News

Online Attacks Spread

One of the largest cyberattacks ever recorded has been sweeping through computers since Friday

May 15, 2017
ANDREW BROOKES—GETTY IMAGES

A worldwide global cyberattack has hit more than 200,000 victims in over 150 countries since May 12, 2017. 

A worldwide cyberattack spread to thousands of computers on Monday as people logged in at work. The attack, which began on May 12, is believed to be the biggest online attack ever recorded. It has disrupted business, schools, hospitals and daily life in more than 150 countries.

The cyberattacks are being done with ransomware. This is a type of software that blocks access to data until money is paid. The attack displays a message requesting payment in order to unlock it. Investigators have said it is too early to determine who is behind the attack and what their motivation is.

The ransomwear, known as “WannaCry,” holds users hostage by freezing their computers. A red screen with the words, "Oops, your files have been encrypted!" pops up and money is demanded through online payment. At first the attack demands $300 – then $600. It destroys files five hours later.

The attack has hit more than 200,000 victims across the world since Friday. It is seen as an "escalating threat," said Rob Wainwright, the head of Europol, Europe's policing agency. "The numbers are still going up," Wainwright said. Many companies and government agencies on Monday were struggling to recover from the attacks.

A Global Impact

"WannaCry" has frozen computers running factories, banks, government agencies and transport systems in countries including Russia, Ukraine, Brazil, Spain, India and Japan.

Britain’s National Health Service (NHS) was of the first major targets of the global cyberattack. 

DANIEL LEAL-OLIVAS—AFP/GETTY IMAGES
Britain’s National Health Service (NHS) was of the first major targets of the global cyberattack. 

Britain's National Health Service (NHS) was one of the first high-profile targets of Friday’s attack. Some hospitals and doctors’ offices are still struggling to recover. The NHS says about a fifth their local offices that run hospitals and clinics were hit by the attack on Friday. This led to thousands of canceled appointments and operations.

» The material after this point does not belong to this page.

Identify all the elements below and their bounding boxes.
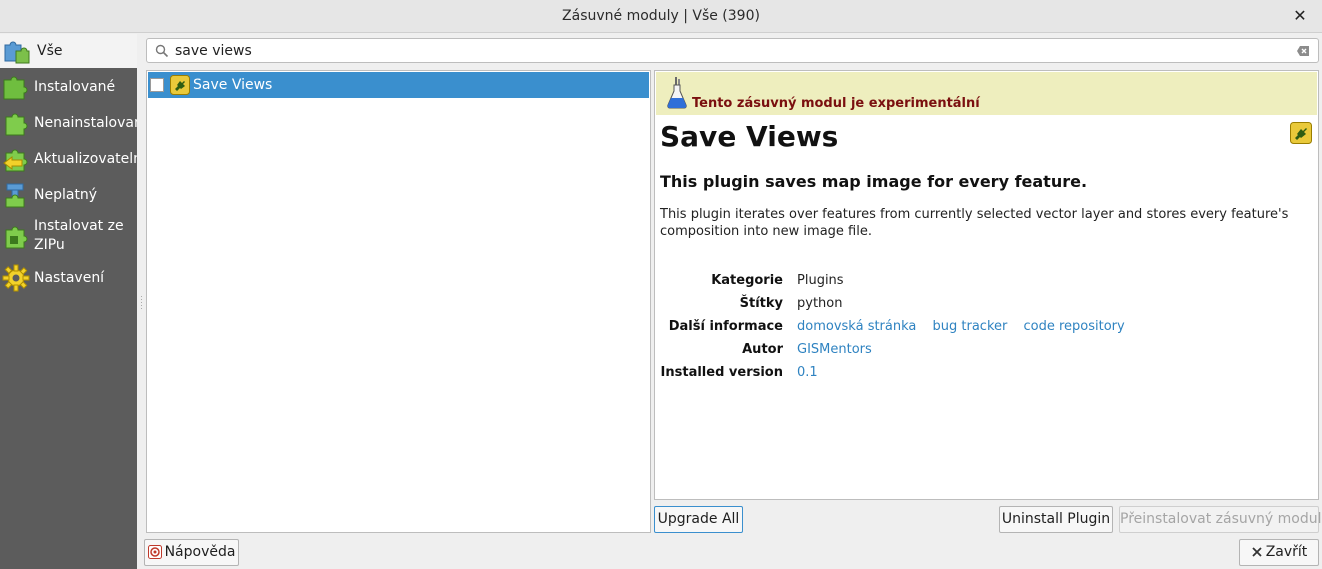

In Asia, Friday's attack occurred after business hours. Thousands of new cases were reported on Monday as people came back to work. Chinese state media said 29,372 institutions there had been infected along with hundreds of thousands of devices.

Universities and other educational institutions in China were among the hardest hit. This is possibly because schools tend to have old computers and out-of-date operating systems, said Fang Xingdong, founder of ChinaLabs, an internet strategy think tank.

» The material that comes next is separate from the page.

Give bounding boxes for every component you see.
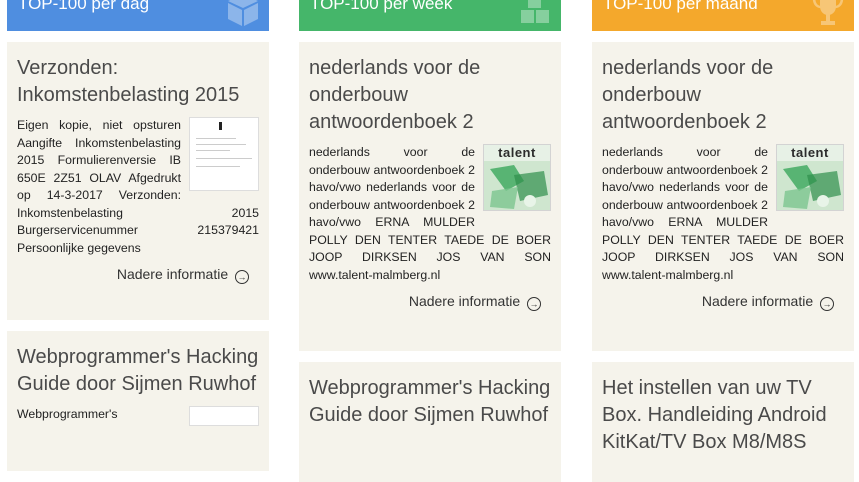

This is a screenshot of the warning screen from a cyberattack. The image, captured by a computer user in Taiwan, is seen on a laptop in Beijing.

MARK SCHIEFELBEIN—AP
This is a screenshot of the warning screen from a cyberattack. The image, captured by a computer user in Taiwan, is seen on a laptop in Beijing.

On social media, students in China complained about not being able to access their work. People in various cities said they hadn't been able to take their driving tests over the weekend because some local traffic police systems were down.

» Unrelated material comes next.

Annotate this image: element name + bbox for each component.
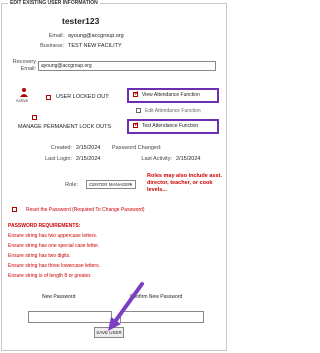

Railway stations, mail delivery, gas stations, hospitals, office buildings, shopping malls and government services also were affected, China's Xinhua News Agency said.

Online Crime

Experts urged organizations and companies to immediately update older Microsoft operating system. Paying ransom, or the money requested to unlock computers, will not ensure any fix, said Eiichi Moriya, a cybersecurity expert and professor at Meiji University.

"You are dealing with a criminal," he said. "It's like after a robber enters your home. You can change the locks but what has happened cannot be undone.”